Quisiera poder volver a ver tantas noches y a tanta gente, repetir mis pasos a los que llamo felicidad y que afortunadamente me siguen precediendo, esperando expectantes ahí delante, detrás de una esquina, sobre alguna montaña, o simplemente estáticos al pie de alguna silla entre muchas otras ocupadas o quizá solas.
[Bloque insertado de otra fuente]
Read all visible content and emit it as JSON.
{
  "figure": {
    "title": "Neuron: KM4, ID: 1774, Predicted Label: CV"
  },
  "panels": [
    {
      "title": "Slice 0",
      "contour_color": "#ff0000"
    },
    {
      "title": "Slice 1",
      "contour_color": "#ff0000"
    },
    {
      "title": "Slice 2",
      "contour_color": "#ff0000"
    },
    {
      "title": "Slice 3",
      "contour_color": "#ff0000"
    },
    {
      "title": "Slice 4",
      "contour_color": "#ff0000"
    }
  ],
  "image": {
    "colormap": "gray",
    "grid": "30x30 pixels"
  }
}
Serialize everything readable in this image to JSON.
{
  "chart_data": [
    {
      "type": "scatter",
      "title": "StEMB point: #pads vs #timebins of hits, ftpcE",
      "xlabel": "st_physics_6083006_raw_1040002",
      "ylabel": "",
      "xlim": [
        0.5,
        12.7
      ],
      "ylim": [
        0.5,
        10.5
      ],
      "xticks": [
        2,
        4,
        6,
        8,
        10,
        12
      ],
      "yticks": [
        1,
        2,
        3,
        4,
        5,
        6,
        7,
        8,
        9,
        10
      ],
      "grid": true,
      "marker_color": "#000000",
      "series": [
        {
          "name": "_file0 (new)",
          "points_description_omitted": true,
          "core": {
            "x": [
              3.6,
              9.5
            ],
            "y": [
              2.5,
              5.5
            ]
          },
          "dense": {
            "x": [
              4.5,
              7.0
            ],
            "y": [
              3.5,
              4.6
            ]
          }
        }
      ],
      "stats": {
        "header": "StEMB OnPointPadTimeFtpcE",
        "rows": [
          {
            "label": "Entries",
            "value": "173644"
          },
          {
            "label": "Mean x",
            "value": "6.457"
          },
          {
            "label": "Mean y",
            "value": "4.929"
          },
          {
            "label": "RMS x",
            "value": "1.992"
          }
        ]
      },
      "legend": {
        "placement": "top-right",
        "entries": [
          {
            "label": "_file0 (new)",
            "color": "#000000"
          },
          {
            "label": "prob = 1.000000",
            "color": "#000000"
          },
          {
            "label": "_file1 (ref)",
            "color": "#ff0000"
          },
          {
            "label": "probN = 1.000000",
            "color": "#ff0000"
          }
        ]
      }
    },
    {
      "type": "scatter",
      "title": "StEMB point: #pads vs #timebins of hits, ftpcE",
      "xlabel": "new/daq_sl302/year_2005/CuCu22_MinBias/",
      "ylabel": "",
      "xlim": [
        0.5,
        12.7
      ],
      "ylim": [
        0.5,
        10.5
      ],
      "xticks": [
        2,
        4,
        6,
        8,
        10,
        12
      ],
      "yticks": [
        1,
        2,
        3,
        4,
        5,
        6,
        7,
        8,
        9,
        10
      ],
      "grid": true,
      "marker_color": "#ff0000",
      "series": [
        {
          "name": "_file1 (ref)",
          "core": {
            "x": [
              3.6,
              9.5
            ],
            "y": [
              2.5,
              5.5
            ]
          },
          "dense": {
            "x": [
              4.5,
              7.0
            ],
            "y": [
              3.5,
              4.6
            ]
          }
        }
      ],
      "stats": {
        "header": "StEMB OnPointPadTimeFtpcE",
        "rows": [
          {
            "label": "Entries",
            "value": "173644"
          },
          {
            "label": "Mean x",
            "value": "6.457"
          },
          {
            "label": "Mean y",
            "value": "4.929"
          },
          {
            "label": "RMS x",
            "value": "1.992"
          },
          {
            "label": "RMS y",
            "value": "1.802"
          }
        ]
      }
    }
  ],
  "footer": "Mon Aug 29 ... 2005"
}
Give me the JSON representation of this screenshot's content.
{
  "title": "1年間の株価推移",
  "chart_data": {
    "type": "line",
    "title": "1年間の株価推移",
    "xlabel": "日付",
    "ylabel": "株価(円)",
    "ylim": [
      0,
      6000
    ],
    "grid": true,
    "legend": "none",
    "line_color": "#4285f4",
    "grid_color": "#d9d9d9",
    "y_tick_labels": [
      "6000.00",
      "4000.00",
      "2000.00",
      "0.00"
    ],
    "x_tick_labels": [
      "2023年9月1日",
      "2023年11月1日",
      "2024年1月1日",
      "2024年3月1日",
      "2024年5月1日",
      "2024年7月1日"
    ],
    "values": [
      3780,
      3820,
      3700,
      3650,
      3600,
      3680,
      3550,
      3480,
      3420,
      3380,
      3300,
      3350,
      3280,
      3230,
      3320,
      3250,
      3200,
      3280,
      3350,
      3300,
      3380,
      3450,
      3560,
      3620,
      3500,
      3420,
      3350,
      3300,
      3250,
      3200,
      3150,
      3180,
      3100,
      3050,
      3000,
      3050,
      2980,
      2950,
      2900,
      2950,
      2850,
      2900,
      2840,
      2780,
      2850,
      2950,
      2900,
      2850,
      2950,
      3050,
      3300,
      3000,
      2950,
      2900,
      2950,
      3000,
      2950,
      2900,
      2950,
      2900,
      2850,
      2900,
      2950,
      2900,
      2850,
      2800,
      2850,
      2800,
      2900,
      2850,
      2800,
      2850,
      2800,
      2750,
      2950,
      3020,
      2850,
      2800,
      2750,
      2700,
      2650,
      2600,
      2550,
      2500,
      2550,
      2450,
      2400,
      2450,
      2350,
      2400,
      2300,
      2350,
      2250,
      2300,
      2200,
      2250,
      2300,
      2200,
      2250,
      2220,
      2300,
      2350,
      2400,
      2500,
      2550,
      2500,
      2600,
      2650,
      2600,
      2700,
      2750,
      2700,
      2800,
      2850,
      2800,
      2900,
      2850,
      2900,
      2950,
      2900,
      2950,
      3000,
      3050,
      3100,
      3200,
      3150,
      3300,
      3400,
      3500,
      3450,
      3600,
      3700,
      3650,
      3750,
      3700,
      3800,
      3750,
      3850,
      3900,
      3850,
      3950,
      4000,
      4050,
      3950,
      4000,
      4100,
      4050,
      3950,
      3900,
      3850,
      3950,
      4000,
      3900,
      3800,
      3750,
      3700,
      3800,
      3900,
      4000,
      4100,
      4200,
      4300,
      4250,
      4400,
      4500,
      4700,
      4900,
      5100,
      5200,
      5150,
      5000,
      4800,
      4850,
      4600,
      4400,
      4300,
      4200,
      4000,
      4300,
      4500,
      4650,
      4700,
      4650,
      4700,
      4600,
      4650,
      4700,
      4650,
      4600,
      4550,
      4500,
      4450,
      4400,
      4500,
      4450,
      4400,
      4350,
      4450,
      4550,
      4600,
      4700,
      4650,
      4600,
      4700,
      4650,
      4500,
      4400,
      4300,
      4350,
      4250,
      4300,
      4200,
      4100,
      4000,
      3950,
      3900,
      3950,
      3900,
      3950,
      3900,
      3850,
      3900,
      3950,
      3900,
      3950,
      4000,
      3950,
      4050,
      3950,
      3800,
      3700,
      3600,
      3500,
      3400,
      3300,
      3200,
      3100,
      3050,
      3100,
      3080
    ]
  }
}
Supongo que para eso sirve muchas veces la soledad… para encontrarse con caras y voces perdidas, con sueños y caricias del pasado.
Y acabo de prender una vela para pedirle a este camino que nunca se termine.
Vomité hace unos días un poema:
Porqué me conmueve la nostalgia?
La tristeza de haber amado?
La música que despierta mis recuerdos?
Las imágenes del sol en despedida?
Que alguien grite todo lo que perdió?
Que la soledad me roce y vuelva?
Que las dudas sean tantas y tan poco el tiempo para las respuestas?
Viajar para volver?
Que todo sea tan rápido y nunca se repita?
Contar sobre la tierra que he comido?
El olor, el color, la vista del mundo?
Las luces entre la noche?
Que esta lista sea tan larga que no alcanzarían las palabras?
Porqué? Porqué me conmueve preguntarme tantas cosas?